After my son, M., was born, I obviously wanted to lose the baby weight and get back on track with healthier eating. Off and on I would go, through spurts of really trying to watch what I ate, going to see Dona regularly, and just generally being "good" about what I ate. And then I would go through bouts of total food annihilation. No foods (except for maybe veggies) were safe. I would eat and eat and eat. Maybe there would be a "good" day in between, but generally my eating habits sucked. Finally, enough days would go by where I felt like total crap when I went to bed, stomach too full to get comfortable, and the scale tipping just way too far in the wrong direction. Then I would feel very guilty - not too guilty, mind you, because I am excellent at rationalizing the things I do to avoid that very feeling - but still, that nasty turn of the stomach feeling would sneak in. 

Once that unsettling feeling of guilt finally got to me, I would lay awake at night and promise myself and the ethos that the next day would be better. I would call Dona and make an appointment (because, you see, I had already missed two). I would go for that run that I said I would do for the last two weeks. I would make sure I ate better. I. Would. Be. Good.

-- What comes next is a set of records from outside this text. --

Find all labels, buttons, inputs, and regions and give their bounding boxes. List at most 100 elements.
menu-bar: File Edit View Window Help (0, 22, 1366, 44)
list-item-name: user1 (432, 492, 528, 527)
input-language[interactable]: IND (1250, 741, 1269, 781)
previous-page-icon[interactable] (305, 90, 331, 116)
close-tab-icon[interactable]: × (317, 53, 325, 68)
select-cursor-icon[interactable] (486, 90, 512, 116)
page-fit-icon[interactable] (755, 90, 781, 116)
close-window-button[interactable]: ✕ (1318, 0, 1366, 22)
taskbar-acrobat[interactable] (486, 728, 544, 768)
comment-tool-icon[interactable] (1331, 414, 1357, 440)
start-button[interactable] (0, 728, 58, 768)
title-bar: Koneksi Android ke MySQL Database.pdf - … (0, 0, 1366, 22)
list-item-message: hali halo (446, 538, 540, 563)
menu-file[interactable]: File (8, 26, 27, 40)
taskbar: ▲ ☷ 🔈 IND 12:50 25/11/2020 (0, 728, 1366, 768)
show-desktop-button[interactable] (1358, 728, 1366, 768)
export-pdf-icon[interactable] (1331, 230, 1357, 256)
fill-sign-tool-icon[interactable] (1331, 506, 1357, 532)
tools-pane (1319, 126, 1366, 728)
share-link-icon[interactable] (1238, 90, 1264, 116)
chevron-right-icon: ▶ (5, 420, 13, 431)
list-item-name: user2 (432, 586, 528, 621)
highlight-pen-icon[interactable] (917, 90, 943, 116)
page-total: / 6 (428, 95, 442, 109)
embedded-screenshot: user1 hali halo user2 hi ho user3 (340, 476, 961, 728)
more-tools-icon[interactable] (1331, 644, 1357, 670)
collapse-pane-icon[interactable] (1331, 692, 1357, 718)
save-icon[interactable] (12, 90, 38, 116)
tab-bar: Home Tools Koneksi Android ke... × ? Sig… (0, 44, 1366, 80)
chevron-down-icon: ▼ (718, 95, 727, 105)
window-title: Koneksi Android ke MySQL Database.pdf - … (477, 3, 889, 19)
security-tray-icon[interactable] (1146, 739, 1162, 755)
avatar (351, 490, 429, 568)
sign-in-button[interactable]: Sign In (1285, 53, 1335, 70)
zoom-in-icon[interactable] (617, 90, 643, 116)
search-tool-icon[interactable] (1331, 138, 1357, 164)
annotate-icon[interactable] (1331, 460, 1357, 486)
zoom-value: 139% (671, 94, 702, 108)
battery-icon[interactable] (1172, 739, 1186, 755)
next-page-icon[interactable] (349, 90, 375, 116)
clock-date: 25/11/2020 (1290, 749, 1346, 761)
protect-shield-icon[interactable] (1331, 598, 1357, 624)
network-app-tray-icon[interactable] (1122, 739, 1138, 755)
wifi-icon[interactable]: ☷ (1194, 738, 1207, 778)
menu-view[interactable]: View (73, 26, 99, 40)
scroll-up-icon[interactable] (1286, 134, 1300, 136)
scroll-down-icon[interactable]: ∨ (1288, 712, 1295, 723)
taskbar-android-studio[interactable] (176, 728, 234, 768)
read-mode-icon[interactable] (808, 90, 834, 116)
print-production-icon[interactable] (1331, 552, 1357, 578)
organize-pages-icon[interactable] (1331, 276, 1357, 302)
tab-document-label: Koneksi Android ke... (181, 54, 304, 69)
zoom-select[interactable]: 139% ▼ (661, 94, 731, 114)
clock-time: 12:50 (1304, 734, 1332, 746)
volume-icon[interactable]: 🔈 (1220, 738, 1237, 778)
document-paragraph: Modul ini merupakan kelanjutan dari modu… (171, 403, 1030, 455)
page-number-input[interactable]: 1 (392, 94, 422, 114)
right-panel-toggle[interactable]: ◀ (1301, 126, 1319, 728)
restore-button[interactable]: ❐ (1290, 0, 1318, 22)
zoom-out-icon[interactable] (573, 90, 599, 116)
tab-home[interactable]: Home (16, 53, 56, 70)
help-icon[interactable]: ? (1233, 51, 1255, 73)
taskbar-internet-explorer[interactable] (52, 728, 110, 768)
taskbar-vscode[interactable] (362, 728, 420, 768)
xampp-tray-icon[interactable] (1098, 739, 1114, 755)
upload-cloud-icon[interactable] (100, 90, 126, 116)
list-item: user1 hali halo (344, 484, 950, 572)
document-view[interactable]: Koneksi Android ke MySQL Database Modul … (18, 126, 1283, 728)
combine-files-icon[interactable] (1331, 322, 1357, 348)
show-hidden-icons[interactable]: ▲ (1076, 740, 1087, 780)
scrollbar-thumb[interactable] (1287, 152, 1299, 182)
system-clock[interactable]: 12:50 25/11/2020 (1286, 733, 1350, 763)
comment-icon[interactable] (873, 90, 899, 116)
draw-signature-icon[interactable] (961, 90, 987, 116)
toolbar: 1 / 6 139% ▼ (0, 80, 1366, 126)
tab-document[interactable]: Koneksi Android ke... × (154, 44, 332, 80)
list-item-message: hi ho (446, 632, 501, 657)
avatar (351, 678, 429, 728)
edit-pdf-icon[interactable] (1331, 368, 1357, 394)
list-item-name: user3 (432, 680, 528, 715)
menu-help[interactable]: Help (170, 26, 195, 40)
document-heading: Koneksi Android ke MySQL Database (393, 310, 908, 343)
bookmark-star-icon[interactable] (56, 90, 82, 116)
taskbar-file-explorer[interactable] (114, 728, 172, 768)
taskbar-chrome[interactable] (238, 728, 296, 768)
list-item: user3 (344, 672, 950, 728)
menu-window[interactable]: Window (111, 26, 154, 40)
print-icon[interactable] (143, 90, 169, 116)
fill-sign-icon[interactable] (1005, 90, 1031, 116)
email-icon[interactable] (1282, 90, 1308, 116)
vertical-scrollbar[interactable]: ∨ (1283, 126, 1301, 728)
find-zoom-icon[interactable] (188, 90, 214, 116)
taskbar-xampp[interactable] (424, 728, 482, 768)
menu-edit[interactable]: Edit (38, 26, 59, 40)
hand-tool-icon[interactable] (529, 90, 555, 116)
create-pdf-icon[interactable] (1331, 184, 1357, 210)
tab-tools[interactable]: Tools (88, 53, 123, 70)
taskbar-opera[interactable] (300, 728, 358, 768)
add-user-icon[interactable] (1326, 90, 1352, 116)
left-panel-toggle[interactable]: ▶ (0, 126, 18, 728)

And then I would be "good". And then I would be "bad" again. And my weight? Well, luckily for me, it stayed roughly the same, until very recently, where in the last two months I gained about five pounds, then lost it and another ten with it (more on that later).

I ask you to notice two things about what I just wrote. First, note my focus on why I wanted to do better with my eating. Weight-loss. Now, I could write a whole post (and maybe I will) on the media and pop culture and women who are bigger than allowed by their standards, but for now I will say that I am like almost any other warm blooded American women in that I see these "standards" in which I am expected to live up and they scare me into thinking I better start laying off the cupcakes and doing that thirty-day ab challenge a bunch of my Facebook friends are doing. And, that's not to say that eating fewer cupcakes or doing crunches is a bad thing, because it's certainly not, but when it's not coming from an emotionally healthy place the results that come will likely soon be erased.

That brings me to the second thing I want you to see - my cycle. My cycle of "binge, repent, repeat" (Dr. Michelle May) is something I've done for as long as I can remember, though I never realized what a problem it was until I was older, just as I was starting to see Dona. I looked at it very distinctly as being "good" versus being "bad". The quotes around these words, by the way, aren't there for some weird, pretentious reason. They're there to highlight that the terms good and bad are very subjective here. I'm not out to actively harm myself when I eat poorly, though I surely am. And, to be honest, when I eat well, the reasons aren't always good ones (like improved health, better performance when I run, or longevity so I can enjoy my family for as long as possible). 

These two things are just parts of the multifaceted puzzle that makes up binge-eating disorder, a disorder with which I've been tentatively identified.

A definition from the Binge Eating Disorder Association: 
Binge eating disorder is characterized by recurring episodes of binge eating, feeling out of control while binging, and feeling guilt and shame afterward.

I can imagine some reading this and thinking, "Geez, why can't the fatty just stop eating? It's her own fault." And there isn't a whole lot I can say to counter that, because, on some level, I agree. But, the truth is, I can't "just stop" binging. It's my source of comfort when everything else around me feels out of control or fills me with anxiety. It's my cigarette, my beer, my opiate. Food is my drug*. There are chemical and emotional strings attached to every bite I take, and while I do not withdraw ownership over many of the food choices I make, both good and bad, each choice is tinged with this unhealthy relationship, which I have not chosen to have.

I'll end this by saying I'm not under any allusions that this is the same as a heroin addiction or will devastate my body and family in the same fashion as something like bulimia or anorexia, but it is a battle, my battle, and one that is long overdue.   



*And in fact, one of the risk factors of having binge-eating disorder is previous addictions.